New claims for unemployment insurance suddenly exploded the week that began on March 16 and ended on the 21st. That’s when new jobless claims spiked to an all-time high of 3.3 million.
So the figures the Labor Department will release on Friday missed the worst of the job losses by a few days. ADP, which does a private survey of jobs, reported a loss of only 27,000 jobs at companies in March because of this timing glitch.
For those of you who like bad news, don’t worry. The figures will catch up to the devastation in the April figures released in early May.

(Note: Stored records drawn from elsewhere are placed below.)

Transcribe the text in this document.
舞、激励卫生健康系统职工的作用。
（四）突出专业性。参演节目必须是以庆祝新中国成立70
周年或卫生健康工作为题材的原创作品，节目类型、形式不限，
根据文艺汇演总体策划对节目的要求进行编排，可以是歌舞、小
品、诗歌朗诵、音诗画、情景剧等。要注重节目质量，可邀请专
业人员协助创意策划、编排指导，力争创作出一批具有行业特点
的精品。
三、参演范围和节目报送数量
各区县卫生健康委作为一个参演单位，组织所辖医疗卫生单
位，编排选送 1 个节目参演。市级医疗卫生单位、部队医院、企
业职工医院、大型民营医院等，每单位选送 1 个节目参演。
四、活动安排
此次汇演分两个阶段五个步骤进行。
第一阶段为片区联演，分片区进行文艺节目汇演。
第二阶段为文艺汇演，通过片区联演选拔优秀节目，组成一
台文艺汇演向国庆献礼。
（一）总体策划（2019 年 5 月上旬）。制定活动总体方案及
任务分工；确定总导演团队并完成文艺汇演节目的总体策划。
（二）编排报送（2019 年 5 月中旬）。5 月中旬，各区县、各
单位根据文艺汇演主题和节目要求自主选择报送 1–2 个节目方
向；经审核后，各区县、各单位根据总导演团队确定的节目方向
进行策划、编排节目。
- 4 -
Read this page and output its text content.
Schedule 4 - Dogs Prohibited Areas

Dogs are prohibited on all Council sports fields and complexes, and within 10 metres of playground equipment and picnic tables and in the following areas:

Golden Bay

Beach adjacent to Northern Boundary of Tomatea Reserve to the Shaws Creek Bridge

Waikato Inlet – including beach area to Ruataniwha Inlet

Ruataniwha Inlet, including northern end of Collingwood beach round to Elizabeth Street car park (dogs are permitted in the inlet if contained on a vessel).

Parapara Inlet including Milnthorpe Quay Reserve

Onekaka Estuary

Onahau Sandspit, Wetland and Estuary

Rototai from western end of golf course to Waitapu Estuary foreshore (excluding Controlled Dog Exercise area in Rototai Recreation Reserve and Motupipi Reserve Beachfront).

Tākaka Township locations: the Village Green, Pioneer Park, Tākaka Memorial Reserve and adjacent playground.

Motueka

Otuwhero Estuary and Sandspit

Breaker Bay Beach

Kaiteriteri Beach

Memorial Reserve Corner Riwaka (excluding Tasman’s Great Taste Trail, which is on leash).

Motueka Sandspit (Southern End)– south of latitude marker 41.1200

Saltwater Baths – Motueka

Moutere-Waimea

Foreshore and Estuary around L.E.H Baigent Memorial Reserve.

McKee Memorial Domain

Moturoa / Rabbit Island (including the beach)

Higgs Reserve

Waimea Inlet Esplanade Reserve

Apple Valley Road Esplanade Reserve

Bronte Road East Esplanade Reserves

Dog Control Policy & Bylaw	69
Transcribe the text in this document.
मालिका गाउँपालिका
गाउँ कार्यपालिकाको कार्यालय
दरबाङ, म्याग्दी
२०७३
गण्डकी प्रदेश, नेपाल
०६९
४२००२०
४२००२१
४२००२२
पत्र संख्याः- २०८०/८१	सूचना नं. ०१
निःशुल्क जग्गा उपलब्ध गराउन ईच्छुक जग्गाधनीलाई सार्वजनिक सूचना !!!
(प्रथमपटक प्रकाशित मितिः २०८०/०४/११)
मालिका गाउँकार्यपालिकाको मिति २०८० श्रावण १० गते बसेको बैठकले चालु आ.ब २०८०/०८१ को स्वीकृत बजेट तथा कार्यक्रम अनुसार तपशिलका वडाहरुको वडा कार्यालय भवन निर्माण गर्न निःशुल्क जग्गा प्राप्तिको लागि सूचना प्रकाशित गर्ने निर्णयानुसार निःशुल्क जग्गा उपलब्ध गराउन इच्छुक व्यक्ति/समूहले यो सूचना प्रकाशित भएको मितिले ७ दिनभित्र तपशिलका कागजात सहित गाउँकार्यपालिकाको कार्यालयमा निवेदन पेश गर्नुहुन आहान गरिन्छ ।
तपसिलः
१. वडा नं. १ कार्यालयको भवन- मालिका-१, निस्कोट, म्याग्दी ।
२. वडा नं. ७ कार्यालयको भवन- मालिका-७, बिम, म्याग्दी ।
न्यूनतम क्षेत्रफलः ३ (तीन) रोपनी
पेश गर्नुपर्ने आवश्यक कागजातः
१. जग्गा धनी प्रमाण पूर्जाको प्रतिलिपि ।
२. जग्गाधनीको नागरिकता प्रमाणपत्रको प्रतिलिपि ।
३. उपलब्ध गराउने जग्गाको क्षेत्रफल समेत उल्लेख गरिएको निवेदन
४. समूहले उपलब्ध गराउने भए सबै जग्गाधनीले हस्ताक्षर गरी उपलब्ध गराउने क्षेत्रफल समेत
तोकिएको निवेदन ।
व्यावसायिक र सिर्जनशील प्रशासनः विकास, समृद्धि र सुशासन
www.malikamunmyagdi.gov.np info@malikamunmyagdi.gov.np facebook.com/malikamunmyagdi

And downward revisions to the March numbers will trickle in over the next months and even years.
The true horror of what we are going through won’t be missed by history.
Speaking of history, you have to go back more than 10 years to find a period of employment that is this bad. The last time there was any decline in the monthly job figures was in September 2010 when the economy shed 65,000 jobs. In March 2009, the Labor Department reported an enormous decline of 800,000 jobs.
We could’ve beat that record this time. But because of the quirks I’m telling you about, the job-loss figures might be spread out more evenly over several months.
Here’s another thing: The standard when considering if a job exists isn’t very strict.
If someone is paid for any part of a month — even for one hour — that person is considered to have had a job and the job is considered to have existed.
In our current predicament, lots of people were paid in early March before their salaries were suddenly cut off.
Friday’s report won’t be good news. But it might not be as bad as it could have been.